Patron, aboyeur, viril dans les duels, tout cela est souvent intimement lié. Un des facteurs qui pourrait expliquer l’extinction de la lignée est l’affaiblissement du PSV Eindhoven ces dernières années. C’est dans le club des « boerens » (un terme méprisant utilisé par les habitants de la zone Amsterdam-Utrecht-La Haye, que l’on pourrait traduire par « ruraux », « paysans ») que l’on forme les plus beaux spécimens de notre sujet d’étude (même si De Jong et Davids sont là pour nous embêter). Mais cela va bien au-delà de ça.

« Le problème pour la Hollande est plus général. Ces dernières années, l’accent a été mis sur la tactique, beaucoup plus que sur le physique. On le voit à nos défenseurs notamment. Et aujourd’hui à cause de ça on résiste moins bien au plus haut niveau, explique Addick Koot. On ne peut pas dire que les manques du foot hollandais se résument à ce détail des joueurs "méchants". On manque actuellement d’un peu de tout. »

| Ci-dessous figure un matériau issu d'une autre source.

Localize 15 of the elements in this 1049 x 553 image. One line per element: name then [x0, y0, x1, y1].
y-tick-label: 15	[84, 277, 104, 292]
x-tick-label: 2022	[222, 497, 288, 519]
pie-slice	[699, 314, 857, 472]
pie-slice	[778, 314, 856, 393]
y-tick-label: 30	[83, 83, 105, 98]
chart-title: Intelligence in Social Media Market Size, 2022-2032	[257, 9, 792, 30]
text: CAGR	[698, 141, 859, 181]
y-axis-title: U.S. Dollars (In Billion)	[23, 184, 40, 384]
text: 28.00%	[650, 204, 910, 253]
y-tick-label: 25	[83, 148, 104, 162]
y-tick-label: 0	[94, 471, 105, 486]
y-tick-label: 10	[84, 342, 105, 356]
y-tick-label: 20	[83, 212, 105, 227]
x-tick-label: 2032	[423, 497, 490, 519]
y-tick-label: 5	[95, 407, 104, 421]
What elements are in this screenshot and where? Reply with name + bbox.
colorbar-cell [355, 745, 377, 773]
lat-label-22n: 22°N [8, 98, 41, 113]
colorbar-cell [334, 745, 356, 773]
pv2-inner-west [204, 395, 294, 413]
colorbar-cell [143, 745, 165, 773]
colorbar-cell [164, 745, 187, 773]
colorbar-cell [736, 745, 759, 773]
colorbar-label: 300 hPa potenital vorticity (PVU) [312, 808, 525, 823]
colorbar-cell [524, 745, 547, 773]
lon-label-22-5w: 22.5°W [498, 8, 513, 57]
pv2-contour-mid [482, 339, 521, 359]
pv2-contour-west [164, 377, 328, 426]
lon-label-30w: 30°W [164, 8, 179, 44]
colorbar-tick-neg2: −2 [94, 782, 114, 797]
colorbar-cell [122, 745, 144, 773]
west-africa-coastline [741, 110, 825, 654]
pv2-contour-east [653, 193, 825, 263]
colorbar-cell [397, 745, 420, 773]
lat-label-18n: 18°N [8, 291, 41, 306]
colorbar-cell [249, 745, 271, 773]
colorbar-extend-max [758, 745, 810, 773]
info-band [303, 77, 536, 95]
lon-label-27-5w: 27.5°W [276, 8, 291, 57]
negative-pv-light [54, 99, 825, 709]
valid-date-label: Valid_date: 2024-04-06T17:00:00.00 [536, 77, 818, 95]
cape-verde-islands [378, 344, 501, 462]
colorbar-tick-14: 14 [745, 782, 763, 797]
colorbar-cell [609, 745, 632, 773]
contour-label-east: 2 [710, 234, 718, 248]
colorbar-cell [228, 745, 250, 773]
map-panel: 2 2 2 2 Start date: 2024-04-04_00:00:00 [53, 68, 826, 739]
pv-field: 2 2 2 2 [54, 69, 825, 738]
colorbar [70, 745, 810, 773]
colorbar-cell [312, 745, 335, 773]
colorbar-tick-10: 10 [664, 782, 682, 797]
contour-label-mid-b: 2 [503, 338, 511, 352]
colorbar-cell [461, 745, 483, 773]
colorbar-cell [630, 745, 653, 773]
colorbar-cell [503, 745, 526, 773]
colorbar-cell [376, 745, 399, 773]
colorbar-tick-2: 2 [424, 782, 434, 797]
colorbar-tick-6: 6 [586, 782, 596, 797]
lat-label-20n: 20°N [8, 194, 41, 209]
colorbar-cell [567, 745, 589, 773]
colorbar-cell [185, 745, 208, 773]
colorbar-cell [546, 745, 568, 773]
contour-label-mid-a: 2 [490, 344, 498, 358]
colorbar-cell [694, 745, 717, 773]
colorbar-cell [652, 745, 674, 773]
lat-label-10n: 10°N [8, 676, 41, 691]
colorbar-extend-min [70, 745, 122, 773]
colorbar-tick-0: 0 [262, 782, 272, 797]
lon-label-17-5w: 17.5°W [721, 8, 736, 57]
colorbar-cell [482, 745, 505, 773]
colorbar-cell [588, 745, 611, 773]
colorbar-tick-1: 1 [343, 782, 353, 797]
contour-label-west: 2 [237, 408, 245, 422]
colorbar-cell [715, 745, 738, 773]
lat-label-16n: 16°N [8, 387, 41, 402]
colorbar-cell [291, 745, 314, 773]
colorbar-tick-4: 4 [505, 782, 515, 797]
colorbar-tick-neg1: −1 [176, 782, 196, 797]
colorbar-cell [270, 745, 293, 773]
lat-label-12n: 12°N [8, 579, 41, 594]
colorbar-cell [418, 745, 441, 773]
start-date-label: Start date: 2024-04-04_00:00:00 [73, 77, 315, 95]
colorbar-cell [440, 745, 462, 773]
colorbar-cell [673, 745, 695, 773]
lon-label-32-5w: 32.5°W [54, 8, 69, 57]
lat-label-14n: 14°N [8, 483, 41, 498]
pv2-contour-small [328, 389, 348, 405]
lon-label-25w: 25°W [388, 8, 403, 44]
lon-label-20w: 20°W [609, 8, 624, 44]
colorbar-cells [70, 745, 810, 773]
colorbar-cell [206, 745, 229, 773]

"Je vois pas du tout ce que tu me reproches, mec". - Paulo Whitaker / Reuters

Quoi qu’il en soit, on n’est pas près de revoir un match comme le fameux Pays-Bas-Portugal de 2006. Seize cartons jaunes et quatre rouges avaient été distribués lors de ce 8e de finale de Coupe du monde, rebaptisé « la bataille de Nuremberg ». « Je n’ai jamais vu quelque chose de moins hollandais que ça. Et jamais rien revu de tel depuis », assure Duplan, pour qui le profil boucher est finalement « une anomalie ». « Ces bourrins ne sont pas les héros du football hollandais, assure-t-il. Ils n’en sont pas les hontes non plus, mais on accueillera plus facilement sur un plateau télé les joueurs qui incarnent la vraie vision qu’ils ont du foot. »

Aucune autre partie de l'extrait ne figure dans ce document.